Passive Management

Passive management is a style of management associated with mutual and exchange-traded funds (ETF) where a fund’s portfolio mirrors a market index. Passive management is the opposite of active management in which a fund’s manager(s) attempt to beat the market with various investing strategies and buying/selling decisions of a portfolio’s securities. Passive management is also referred to as “passive strategy,” “passive investing” or ” index investing.” — Investopedia

“Indexing” Attempts to Match Returns of Benchmark

Graphic: Adapted from Dimensional Fund Advisors. Past performance is no guarantee of future results.

Index funds hold a basket of securities represented in the index (or benchmark) and, like factor investing, leverage diversification to minimize risk.
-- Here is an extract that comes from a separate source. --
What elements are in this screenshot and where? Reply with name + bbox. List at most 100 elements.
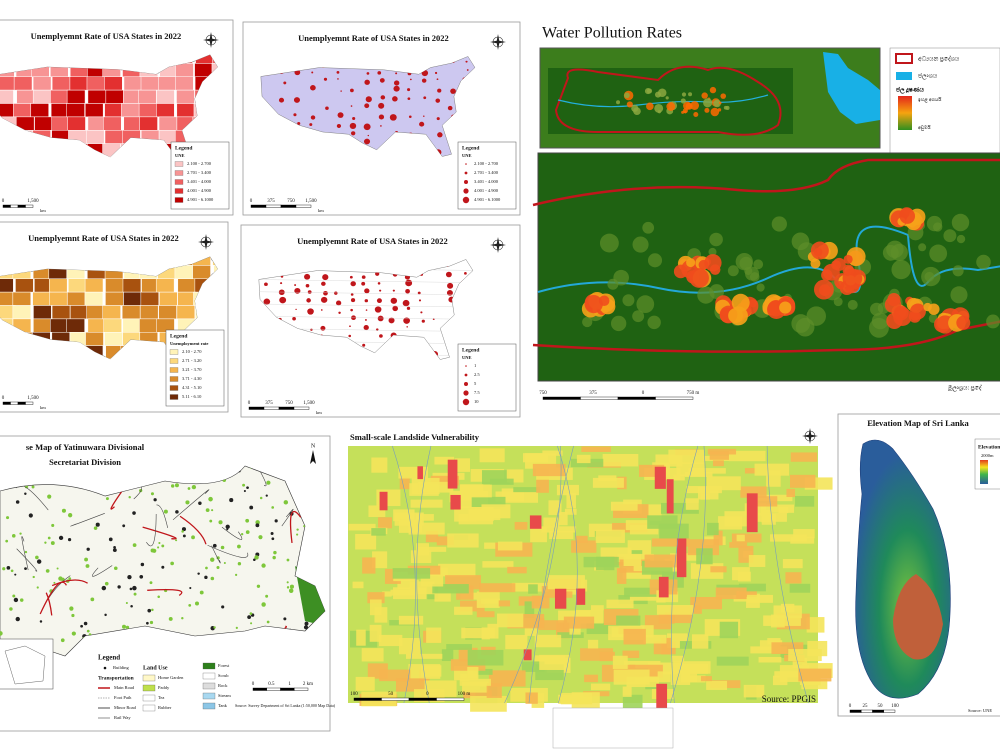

Index investment strategies are typically defined by a commercial index provider, and the manager has no control over what the fund holds.

Although index funds generally track returns of their benchmark (before fees), the returns of low carbon index funds — which exclude or underweight fossil fuels — may experience an unknown amount of deviation, either positive or negative, from benchmarks like the S&P 500 and MSCI All Country World Index.

Since there’s now little doubt we’ll face significant climate change effects in our lifetimes, reducing exposure to fossil fuels — via passive, active or factor approaches — is likely to offer more upside than downside for long-term investors. However, you never know which market sectors will outperform from year to year in the short term.